Crafts and the visual arts

PLAITING AND BASKETWARE

Heidi Munan

The plaiting of leaves or reeds is one of the earliest crafts practised by mankind. It may have begun when leaves were piled up to sleep on, or used to protect from the cold and rain. It was found that interlaced leaves provided more efficient protection against the elements. Leaves and reeds were also easier to obtain than animal skins. Prehistoric evidence of mat-making in Malaysia is scanty; vegetable artefacts do not last in an equatorial climate. Nevertheless, impressions of plaited wrapping materials were identified in some Neolithic burials in the Niah Caves, Sarawak. These traces of pandanus mats date back to 200 BCE–400 CE––not very old in a site where human occupation goes back 35,000 years.

In the Malay Archipelago, the basket-weaving, mat-plaiting people, primarily women, worked fibres mainly for domestic consumption; selling only surplus production to itinerant traders. Explorers, adventurers and colonialists of the past 200 years seldom mention the homely art in their writings. Instead, they noticed the splendid songket worn at the Malay courts, and few omitted descriptions of artistically finished, but deadly, weapons. But local traditions then did not permit a strange man much access to an ordinary family’s living quarters—the soldiers and traders who travelled in the Malay Peninsula hardly glanced at the mats that must have been spread for them to sit on. However, Hugh Low, a colonial administrator whose career started in Sarawak in 1846 and ended in Perak in 1889, noted the plaiting traditions.
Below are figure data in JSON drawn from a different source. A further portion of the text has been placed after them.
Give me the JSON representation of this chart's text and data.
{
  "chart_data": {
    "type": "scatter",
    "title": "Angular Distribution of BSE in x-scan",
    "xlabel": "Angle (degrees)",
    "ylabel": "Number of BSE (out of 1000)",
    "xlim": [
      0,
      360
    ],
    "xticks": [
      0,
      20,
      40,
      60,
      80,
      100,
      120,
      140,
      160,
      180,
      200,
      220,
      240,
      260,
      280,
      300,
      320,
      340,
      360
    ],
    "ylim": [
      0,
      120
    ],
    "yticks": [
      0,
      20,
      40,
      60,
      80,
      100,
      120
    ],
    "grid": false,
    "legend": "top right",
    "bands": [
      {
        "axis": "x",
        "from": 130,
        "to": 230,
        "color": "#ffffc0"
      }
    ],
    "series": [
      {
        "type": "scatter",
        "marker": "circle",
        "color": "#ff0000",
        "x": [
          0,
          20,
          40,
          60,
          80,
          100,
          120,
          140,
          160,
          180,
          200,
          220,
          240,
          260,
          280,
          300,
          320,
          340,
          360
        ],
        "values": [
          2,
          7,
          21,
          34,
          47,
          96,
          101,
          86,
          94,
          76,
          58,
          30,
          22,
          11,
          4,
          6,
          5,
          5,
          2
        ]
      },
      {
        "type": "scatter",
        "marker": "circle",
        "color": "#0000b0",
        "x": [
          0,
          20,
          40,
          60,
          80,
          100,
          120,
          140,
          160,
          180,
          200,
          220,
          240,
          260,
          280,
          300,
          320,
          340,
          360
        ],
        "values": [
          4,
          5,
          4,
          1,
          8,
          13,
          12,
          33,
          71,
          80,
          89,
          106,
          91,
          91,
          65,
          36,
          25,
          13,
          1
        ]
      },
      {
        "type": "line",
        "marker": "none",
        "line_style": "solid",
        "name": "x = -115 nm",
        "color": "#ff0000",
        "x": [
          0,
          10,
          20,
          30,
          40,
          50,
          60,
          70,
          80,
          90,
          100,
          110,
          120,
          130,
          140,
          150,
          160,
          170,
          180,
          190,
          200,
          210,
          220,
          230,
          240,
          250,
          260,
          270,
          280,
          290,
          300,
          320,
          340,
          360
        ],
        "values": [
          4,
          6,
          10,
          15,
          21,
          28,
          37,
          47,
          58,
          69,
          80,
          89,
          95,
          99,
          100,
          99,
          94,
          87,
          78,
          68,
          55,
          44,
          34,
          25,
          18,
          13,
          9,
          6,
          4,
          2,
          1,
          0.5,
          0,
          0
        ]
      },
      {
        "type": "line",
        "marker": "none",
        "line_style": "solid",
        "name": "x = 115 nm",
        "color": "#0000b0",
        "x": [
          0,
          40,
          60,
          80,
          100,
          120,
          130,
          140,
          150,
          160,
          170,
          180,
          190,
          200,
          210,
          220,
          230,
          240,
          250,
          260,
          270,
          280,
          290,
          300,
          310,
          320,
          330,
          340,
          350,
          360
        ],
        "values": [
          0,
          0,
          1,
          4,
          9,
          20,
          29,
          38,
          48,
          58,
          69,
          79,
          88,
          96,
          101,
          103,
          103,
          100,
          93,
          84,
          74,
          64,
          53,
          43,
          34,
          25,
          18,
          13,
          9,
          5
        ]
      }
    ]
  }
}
The women of Sarawak, he wrote in 1848, sometimes embroidered the corners of mats bought from the Natuna Islands (located between Terengganu and the Borneo coast) with a ‘border of open work of pretty patterns round the edges, and which is larger as the mats decrease in size, they being always made in sets, until the smallest one, which lies above, is formed entirely of open work.’ This description also fits some mats made in Terengganu.

Mats were not the only objects woven from leaves and reeds. In the days of open boats, travellers wore hats made from palm leaves on a rattan frame and carried their personal belongings in baskets, for example, a small basket to hold their smoking and betel-chewing ingredients. Pandanus mats were used to wrap goods, to line the floors of boats for people to sit on, and to spread over the heads and outstretched arms of deck passengers if a squall sprang up. Until the early 20th century, rural households owned very little wooden furniture. Mats were used for sleeping and sitting on, for covering and wrapping things, and for partitioning dwelling space. Goods were gathered, carried and stored in baskets, some of them fitted with lids. Maybe a sandalwood storage chest stood against the wall, or a wooden rack beside the clay hearth held dishes, but generally only the rich and members of the nobility patronized the cabinetmaker’s art. The common man and his family lived on mats.

mat

Mat made using natural and black dyed rattan strips by a Penan woman from Long Abang, Akah River, Baram. It has (from left to right), diamond cut, bird and teeth motifs.